Молодой Беневенто на официальном допросе рассказал о ходе дуэли, но отказался назвать имена участвовавших в ней, поэтому маркиза де Монтолона даже не потревожили. Графиня Монтихо с дочерью настоятельно требовали, чтобы им ежедневно сообщали о состоянии здоровья герцога, и первая даже считала обязанностью посылать бедному раненому всевозможные лакомства, между тем как прекрасная графиня была занята мечтами и надеждами, которые, по словам старой гадалки, должны были осуществиться. Она рассказала об этом своей матери и лорду Кларендону, который все еще находился при ней.
Главное она скрыла, и хотя иногда сомневалась в исполнении предсказаний, но были такие минуты, в которые она, казалось, верила им. Как все произойдет, было ей еще не известно. Она решила, чтобы предварительно удостовериться в истине слов колдуньи или их важности, отправиться в следующую субботу, которая уже приближалась, на мост Цельзия и посмотреть -- кого ей суждено там встретить.
Евгения постоянно думала об Олимпио Агуадо, и после того придворного праздника, на котором она разочаровалась в Нарваэсе, она питала к Олимпио чувство, достойное названия любви. Может быть, он один был в состоянии ее осчастливить и удовлетворить ее страсти. Ради него приехала она из Бельгии в Лондон, когда узнала, что он проживает там со своими друзьями. Он произвел на нее сильное впечатление и внушил уважение к себе. Очень может быть, что эта склонность в ней сильно возбуждалась мыслью, что она вытеснила из его сердца другой женский образ. Любить эта испорченная натура не могла. Но известно, что девушка считает большим торжеством, гордостью и даже тщеславием отбить кого-нибудь у соперницы, все равно к какому бы званию она ни принадлежала, и завлечь мужчину в свои сети.

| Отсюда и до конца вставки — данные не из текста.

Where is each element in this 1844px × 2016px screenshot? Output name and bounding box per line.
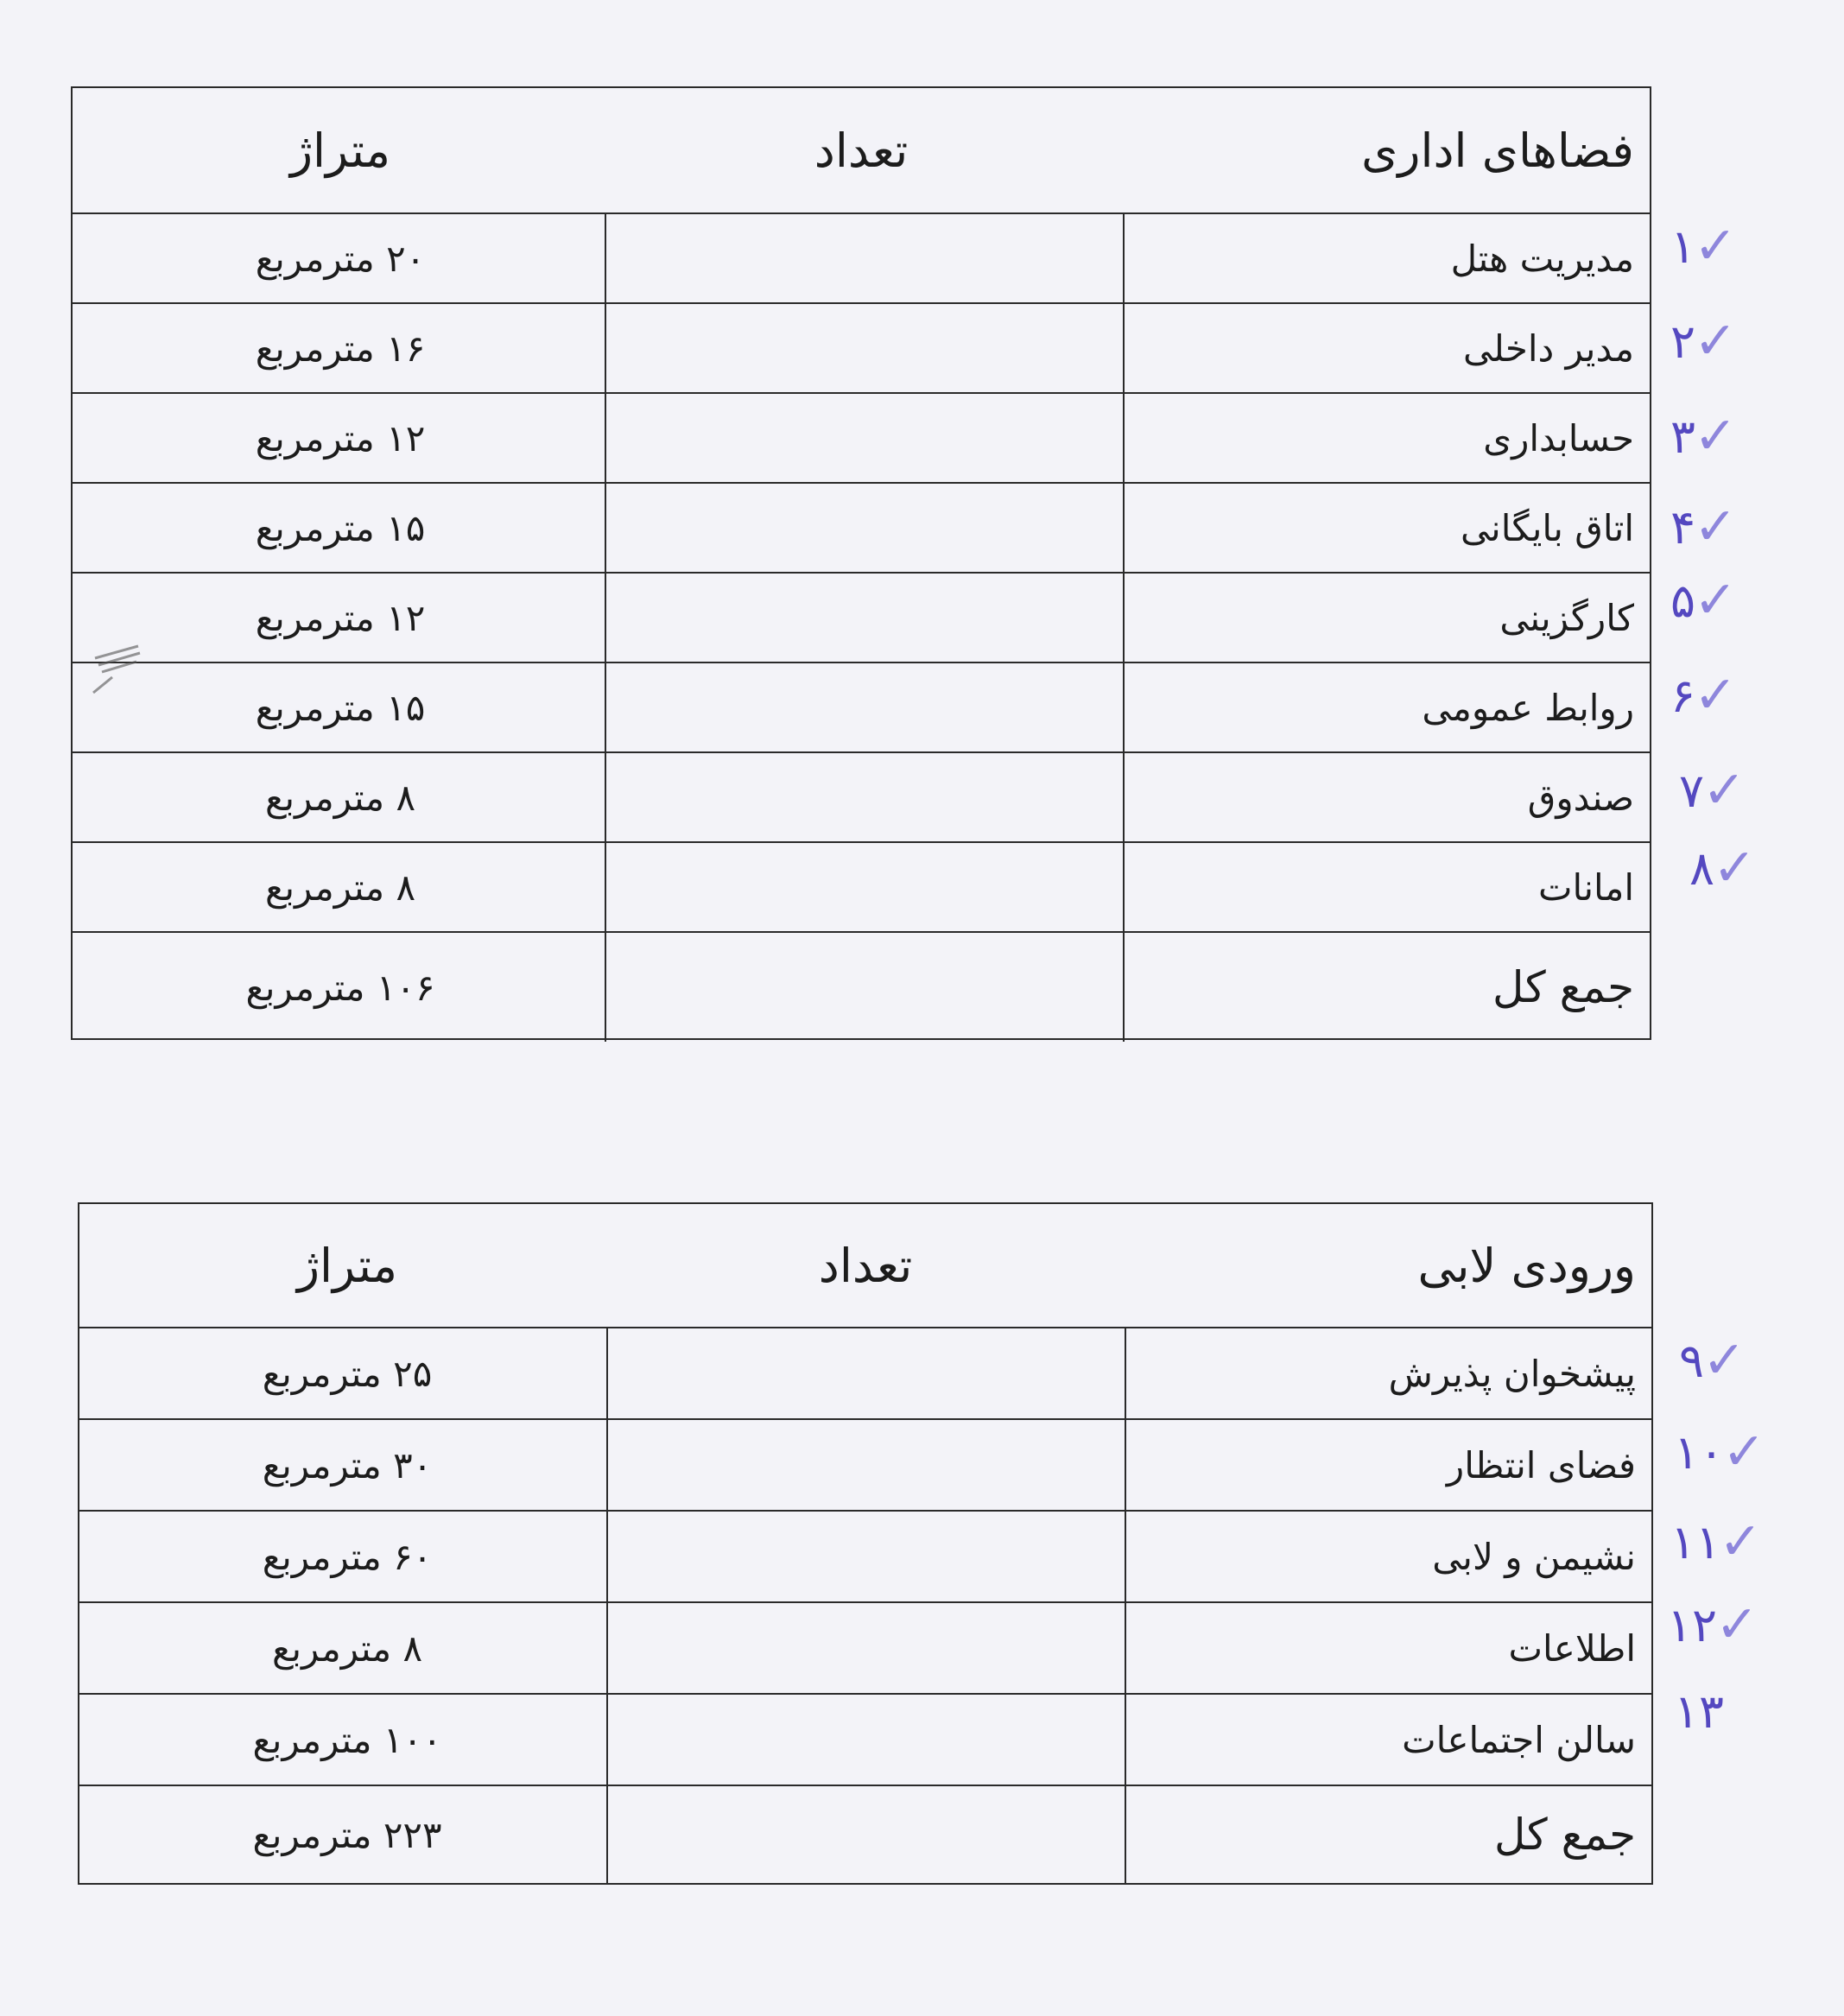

Евгения не предполагала, что вечером назначенного дня затевается интрига, вследствие которой Олимпио угрожает опасность, так как его намеревались убить. Эндемо хотел как-нибудь отделаться от него, боясь, чтобы он не отнял у него Долорес. Исполнителем этого намерения он выбрал своего слугу Джона, относящегося к тем людям, которые берутся за всякое дело, если надеются получить за него хорошее вознаграждение.
Удачный план старухи Родлоун побудил мнимого герцога принять самые решительные меры и заставить его еще сильнее пожелать смерти Олимпио, так как, если бы захваченному слуге удалось бежать, тайное жилище Долорес сделалось бы известным, и этот смелый, решительный испанец не замедлил бы отнять у него ту, которую он так пылко и страстно любил.
Если же дон Агуадо будет убит и его найдут в Темзе, устранится всякое серьезное препятствие и боязнь; тогда Долорес будет принадлежать ему одному; и никто не спросит, куда девалась девушка. С Валентино же Эндемо надеялся с помощью золота каким-либо образом уладить дело; в крайнем же случае он мог покинуть вместе с Долорес Лондон и отыскать уединенное местечко в Америке, где бы они были в безопасности.
Клоду де Монтолону стало лучше, и доктора объявили, что он через несколько недель полностью будет здоров.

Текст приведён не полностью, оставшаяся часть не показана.